いや、職場の人達ってつまり商売敵だから、そこまで仲良くしてはもらえないか……などと呟きつつ、先程つまみとして注文した鶏肉の煮込みを一口。

クレス・ローベルク > 「金ならあるんだから、もう少し高目の店行っても良かったかなあ……」

無論、それはそれで客層が変わるだけで結局ボッチには変わりないだろうが、それでもこの賑やかさの中一人取り残されるよりはマシだった……という後悔が今更になって後ろ髪を引く。

「いっその事お酒じゃなくて料理中心で行くかな。お腹へってるし。えーと、少しずつ食べるとして串焼き、ピクルス、あ、お刺身も良いな……」

そう言って注文して数十分後、机に料理の皿が並んだ。
ホタテのバター焼き、小魚の焼き魚、刺し身、海産物を使ったスープ……それと幾つかの肉料理。大体10種類ぐらいが机の上にある。だが……

「やっべ、ちょっと多すぎたかな……」

机一杯に広げられた料理の数々を見て、ちょっと冷や汗が出た。
食べられなくはない、が、全部食べるとやや苦しくなるぐらいの量だ。調子に乗って大盛りのご飯まで頼んだのも、クレスの苦境を加速させていた。

「……まあ、勿体無い事にはならないから、まだましかな……」

クレス・ローベルク > もぐもぐ。もぐもぐ。最初は空腹の為に箸が進んでいたが、やがて少しずつ、少しずつ、料理が口に入る頻度が減っていく。
言わずもがな、満腹の為である。

「くそう、美味しい、美味しいのに苦しい……」

生じ使っている魚が美味しいが故に、その味がくどく感じて辛い。
いっそ残した方が魚に取っても自分にとっても良いのではと思うのだが、もともとの育ちが良すぎるのか、それとも単にケチなのか、強引に口に突っ込んでいく。

「元々は楽しくお酒を飲むつもりだったのに……!」

気づけば孤独を噛み締めつつ、自分で頼んだ料理に苦しめられている。「複数人で食べれば美味しかったろうに」という湧き上がる気持ちが、一層自分の孤独感を高める。――気付けば少し涙目の25歳であった。

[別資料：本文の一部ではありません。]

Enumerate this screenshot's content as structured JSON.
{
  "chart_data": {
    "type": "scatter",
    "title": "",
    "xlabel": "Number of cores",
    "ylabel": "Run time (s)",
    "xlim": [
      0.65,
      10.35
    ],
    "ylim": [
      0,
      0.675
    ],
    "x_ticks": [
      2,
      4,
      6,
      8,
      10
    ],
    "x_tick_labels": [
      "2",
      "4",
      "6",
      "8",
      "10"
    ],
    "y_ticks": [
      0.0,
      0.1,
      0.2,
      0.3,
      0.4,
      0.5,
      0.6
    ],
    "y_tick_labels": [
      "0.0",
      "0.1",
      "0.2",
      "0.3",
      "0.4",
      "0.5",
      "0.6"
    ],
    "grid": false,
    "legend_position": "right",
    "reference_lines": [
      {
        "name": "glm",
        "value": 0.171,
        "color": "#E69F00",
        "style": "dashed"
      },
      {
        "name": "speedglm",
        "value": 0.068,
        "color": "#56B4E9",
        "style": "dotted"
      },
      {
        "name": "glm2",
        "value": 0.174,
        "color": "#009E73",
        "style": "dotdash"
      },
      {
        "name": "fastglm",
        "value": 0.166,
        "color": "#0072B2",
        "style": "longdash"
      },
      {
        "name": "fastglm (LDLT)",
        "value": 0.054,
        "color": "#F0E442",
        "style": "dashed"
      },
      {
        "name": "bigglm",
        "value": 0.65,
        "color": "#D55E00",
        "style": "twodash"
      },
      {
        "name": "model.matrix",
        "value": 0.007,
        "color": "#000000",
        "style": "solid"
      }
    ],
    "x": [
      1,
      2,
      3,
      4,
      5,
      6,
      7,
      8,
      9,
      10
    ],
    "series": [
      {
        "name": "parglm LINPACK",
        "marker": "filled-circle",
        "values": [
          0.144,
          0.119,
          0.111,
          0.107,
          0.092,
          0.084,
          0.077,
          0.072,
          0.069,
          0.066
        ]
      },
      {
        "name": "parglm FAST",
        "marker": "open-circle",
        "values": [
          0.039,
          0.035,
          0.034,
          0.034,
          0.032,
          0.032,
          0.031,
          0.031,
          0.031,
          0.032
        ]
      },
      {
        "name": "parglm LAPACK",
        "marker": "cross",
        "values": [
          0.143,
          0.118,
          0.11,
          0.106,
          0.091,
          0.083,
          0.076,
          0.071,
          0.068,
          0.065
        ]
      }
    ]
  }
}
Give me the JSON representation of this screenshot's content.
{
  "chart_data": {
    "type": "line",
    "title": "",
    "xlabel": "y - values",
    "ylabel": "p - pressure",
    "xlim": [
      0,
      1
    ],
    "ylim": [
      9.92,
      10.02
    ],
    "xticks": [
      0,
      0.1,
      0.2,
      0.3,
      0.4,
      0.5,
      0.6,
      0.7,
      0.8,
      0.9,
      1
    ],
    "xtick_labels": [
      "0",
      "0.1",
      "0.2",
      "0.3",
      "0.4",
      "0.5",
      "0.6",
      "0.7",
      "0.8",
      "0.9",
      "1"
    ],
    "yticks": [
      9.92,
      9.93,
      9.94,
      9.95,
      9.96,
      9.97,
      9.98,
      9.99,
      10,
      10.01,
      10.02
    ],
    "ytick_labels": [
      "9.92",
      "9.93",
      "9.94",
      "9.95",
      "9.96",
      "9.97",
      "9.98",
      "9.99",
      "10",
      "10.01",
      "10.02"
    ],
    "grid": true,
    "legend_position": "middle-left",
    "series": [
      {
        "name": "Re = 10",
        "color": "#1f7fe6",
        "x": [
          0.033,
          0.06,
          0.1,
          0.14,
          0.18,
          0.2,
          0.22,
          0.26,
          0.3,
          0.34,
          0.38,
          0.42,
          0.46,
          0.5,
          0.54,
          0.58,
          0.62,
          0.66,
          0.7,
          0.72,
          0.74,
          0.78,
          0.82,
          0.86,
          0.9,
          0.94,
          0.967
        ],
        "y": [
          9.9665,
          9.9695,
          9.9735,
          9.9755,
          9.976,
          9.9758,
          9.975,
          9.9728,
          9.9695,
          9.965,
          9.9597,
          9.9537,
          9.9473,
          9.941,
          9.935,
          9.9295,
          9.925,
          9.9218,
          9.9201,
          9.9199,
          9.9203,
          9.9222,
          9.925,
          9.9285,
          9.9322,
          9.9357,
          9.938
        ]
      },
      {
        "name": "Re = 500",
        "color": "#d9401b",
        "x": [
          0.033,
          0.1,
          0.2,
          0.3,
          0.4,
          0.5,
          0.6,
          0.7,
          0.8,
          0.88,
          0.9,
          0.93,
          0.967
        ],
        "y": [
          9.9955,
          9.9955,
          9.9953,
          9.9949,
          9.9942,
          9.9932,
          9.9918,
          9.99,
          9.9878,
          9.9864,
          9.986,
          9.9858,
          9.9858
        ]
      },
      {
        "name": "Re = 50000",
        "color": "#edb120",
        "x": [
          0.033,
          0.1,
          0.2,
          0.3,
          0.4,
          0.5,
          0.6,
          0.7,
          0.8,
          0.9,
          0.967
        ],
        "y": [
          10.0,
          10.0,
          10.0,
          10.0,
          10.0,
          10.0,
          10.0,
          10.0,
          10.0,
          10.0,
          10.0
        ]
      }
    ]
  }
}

クレス・ローベルク > 「げっふ。食った食った……」

結局、全部完食し、腹をさすりながらクレスはつぶやいた。
空になった皿を満足気に見渡すと、背もたれによりかかり姿勢を楽にする。
どうやら暫く休んでから、出発するつもりのようだ。

クレス・ローベルク > そしてクレスは酒場から出ていった……
ご案内:「港湾都市ダイラス “ハイブラゼール”」からクレス・ローベルクさんが去りました。